Nach kurzer Ansage geht’s los mit der Bühnenarbeit. Pausenlos durch die Nacht, ohne Beatmungsgerät, bei bester Bewirtung. Folgende Weisheit gilt heute und immer: Alle 11 Minuten vergisst ein Musiker, dass er vor 11 Minuten einen schulmedizinisch wertvollen Schnaps getrunken hat. Es sei denn, man reichte ihm Vodka Globuli (100 Prozent Wasser, Glaube verleiht Flügel). Da hält der Wind den Atem an!

 

Wie bei jedem Konzert gilt: Im Absurden kommt man mit der Wahrheit bei Pratajev am nächsten; das Gros der Anwesenden gehört zur Kategorie Fortgeschrittene, es wird mitgesungen, getanzt. Pichelstein verfehlt erst einen Gitarrenschnellrekord, knackt ihn - nach eisenharten Bergwertung - aber doch. Makarios wirft eine Hit-Fackel nach der anderen, der Katzen-Chor übertrifft den Bücken-Mitgesang. Erstmals überhaupt kommt dem „Faulen“ eine Refrain-Kantorei zugute. Vieles mehr geschieht, was auf jeden Fall in der ersten, zweiten, dritten Schnapsbar mündet. Zugaben, Zugaben, Zugaben bis es im Löcherstrumpf fettfroscht und die nach zwei Konzertstunden mittlerweile verdunkelte Szene der Brachialromantik zuzuordnen ist.

 

 

 

Zwei recht müde, vollkommen nassgeschwitzte Pratajev-Krieger verlassen winkend die Bühne.

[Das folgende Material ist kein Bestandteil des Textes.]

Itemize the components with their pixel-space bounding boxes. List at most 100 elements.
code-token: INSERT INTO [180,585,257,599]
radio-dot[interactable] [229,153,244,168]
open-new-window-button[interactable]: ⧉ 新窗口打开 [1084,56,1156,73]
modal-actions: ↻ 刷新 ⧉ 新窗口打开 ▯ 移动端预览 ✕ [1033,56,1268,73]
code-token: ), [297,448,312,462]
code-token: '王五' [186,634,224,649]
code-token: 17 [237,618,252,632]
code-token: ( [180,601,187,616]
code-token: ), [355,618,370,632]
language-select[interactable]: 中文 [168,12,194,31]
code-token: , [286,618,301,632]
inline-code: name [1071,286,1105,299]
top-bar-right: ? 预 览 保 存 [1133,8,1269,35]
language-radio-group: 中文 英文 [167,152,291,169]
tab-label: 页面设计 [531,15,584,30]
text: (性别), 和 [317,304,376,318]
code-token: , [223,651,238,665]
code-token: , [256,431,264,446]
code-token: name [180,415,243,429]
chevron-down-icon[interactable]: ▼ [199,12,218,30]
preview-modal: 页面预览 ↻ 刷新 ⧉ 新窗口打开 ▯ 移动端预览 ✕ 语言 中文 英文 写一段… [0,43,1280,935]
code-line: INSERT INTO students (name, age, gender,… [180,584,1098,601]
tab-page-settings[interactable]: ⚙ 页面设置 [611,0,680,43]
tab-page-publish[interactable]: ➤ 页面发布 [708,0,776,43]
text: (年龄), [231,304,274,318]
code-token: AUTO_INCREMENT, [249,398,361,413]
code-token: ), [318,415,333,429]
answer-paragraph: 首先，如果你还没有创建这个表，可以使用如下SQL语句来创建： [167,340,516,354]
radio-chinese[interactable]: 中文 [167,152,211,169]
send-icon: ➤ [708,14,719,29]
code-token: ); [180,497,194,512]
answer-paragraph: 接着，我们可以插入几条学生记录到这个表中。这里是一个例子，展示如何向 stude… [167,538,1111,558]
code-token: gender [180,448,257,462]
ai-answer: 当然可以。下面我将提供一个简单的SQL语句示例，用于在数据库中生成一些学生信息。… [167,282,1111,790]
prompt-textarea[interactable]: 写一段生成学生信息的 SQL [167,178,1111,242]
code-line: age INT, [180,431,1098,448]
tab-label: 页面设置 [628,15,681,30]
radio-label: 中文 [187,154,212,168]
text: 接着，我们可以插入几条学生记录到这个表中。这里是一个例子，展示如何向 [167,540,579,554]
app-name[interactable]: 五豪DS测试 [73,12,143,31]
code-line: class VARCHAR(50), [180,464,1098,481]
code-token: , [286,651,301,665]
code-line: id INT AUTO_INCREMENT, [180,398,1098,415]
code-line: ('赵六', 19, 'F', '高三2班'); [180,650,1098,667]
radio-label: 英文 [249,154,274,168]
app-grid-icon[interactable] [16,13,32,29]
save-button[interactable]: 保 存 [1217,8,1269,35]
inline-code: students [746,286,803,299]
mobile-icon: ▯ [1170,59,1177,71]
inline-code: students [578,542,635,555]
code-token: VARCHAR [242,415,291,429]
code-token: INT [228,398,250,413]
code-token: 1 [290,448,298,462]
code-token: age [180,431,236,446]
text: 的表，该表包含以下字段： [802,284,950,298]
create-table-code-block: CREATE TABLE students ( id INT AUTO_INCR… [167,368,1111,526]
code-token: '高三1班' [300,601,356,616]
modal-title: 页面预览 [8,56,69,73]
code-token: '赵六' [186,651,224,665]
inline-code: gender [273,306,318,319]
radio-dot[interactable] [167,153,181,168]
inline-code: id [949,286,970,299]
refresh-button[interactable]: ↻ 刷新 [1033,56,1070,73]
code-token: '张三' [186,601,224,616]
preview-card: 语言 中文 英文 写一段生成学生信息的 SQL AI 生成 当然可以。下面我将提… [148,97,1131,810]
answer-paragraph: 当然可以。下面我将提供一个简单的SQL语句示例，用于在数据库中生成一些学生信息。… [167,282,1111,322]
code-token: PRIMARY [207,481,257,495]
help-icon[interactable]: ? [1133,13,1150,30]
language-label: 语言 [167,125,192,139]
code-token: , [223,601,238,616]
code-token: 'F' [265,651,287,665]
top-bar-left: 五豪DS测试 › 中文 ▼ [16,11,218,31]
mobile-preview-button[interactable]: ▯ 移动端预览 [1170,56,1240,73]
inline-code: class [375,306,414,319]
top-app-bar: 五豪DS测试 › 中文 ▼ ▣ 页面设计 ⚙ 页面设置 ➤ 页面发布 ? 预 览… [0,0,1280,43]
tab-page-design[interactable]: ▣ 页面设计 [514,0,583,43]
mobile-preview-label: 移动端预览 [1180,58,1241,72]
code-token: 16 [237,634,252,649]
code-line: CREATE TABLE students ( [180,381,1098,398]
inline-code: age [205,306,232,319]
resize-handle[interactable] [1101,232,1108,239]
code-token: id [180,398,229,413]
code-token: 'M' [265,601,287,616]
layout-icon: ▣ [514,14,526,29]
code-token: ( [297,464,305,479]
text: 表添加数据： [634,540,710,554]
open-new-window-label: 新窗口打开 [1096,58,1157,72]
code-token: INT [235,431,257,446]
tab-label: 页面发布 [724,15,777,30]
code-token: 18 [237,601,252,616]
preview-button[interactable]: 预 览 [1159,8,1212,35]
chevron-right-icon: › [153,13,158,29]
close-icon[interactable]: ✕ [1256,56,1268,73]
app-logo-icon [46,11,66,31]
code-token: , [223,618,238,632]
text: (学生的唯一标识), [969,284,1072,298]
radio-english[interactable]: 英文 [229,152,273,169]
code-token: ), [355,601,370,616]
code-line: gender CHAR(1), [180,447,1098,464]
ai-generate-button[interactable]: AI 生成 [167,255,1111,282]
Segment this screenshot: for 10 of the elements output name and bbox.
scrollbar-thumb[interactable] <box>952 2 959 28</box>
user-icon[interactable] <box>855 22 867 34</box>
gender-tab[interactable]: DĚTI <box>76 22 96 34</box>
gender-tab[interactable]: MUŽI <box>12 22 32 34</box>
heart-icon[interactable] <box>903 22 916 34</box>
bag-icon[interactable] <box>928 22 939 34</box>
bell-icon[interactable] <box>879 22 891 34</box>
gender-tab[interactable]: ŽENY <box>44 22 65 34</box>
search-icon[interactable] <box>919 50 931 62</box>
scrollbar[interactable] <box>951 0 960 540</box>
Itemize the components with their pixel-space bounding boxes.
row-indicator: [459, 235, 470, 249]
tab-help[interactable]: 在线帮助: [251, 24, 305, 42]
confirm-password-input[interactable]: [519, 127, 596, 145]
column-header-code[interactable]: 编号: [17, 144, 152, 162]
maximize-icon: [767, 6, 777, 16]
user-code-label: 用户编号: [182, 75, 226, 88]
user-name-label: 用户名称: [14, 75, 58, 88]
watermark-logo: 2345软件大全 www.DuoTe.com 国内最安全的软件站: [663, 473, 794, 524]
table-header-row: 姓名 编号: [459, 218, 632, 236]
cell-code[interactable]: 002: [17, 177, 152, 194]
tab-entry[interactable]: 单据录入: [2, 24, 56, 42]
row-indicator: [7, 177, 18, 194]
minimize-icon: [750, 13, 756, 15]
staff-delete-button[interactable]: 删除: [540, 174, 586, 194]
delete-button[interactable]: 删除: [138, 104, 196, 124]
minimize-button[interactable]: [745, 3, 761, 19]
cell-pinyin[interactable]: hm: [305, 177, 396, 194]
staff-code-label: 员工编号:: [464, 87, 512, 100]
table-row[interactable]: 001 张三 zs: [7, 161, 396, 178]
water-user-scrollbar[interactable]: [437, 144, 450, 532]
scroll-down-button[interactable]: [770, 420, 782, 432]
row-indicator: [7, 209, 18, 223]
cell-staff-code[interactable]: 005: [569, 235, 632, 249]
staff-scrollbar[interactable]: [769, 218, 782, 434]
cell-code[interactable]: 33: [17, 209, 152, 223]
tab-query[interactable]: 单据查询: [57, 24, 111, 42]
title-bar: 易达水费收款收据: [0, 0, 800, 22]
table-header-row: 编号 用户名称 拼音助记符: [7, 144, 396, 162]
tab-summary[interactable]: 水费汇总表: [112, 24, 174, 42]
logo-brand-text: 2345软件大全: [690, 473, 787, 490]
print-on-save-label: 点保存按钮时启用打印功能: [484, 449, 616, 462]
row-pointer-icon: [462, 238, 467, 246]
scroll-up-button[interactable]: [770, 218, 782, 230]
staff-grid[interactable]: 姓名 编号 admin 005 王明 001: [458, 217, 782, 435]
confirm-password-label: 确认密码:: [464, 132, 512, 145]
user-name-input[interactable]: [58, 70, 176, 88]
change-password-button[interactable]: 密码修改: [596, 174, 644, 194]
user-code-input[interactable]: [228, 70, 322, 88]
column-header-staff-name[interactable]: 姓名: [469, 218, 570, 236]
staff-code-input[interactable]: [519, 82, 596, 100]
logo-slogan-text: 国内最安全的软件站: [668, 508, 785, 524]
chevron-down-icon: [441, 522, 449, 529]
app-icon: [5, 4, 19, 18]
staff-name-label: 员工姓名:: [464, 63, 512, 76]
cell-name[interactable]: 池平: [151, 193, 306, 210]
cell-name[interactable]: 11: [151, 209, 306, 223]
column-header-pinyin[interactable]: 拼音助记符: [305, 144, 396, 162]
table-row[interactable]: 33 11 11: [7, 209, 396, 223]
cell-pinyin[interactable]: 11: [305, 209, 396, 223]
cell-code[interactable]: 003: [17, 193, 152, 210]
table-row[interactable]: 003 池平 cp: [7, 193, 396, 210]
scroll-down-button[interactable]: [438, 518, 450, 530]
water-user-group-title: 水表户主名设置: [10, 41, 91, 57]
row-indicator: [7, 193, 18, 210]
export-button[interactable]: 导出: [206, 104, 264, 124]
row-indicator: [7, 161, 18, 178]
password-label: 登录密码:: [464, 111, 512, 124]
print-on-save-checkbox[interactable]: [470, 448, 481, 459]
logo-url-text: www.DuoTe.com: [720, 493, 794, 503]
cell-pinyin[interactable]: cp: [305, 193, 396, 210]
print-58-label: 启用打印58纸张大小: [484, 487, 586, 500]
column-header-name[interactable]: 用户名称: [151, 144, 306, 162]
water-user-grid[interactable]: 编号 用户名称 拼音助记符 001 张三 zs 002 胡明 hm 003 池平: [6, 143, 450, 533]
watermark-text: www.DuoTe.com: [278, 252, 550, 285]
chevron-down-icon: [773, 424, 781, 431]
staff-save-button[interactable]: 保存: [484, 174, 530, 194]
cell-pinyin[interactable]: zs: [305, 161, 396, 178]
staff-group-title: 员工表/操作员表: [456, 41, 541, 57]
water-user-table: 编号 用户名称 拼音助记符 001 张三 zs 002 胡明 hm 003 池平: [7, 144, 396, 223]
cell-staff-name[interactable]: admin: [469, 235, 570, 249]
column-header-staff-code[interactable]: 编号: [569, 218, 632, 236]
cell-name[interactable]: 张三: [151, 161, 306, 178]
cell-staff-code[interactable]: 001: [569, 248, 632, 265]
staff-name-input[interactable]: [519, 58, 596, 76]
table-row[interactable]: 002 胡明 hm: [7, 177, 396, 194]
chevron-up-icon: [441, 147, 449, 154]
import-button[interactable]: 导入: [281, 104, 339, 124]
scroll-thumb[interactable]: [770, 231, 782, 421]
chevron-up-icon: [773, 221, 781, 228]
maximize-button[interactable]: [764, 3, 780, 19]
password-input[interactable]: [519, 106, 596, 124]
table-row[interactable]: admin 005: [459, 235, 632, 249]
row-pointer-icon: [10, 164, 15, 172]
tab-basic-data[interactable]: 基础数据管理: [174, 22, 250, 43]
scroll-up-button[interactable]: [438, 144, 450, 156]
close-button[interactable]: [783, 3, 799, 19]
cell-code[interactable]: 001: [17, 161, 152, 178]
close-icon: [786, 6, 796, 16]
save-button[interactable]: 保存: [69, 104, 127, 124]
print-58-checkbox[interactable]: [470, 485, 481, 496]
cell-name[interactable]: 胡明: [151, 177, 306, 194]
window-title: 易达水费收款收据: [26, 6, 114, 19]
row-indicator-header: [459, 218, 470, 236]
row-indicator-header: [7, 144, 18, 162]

Pichelstein überlegt, ob er sich jetzt anstandslos mit Lakritzschnecken an eine ventilatorumgebene Liebesschaukel fesseln ließe oder doch nicht. „Fump fump fump“ tönt er immer noch, der Sound an der Flaschenbar. Den DJs gehört der Rest vom Fest, angeschickert wanken sie herbei. Danke liebe Anja, danke lieber Wurschtel!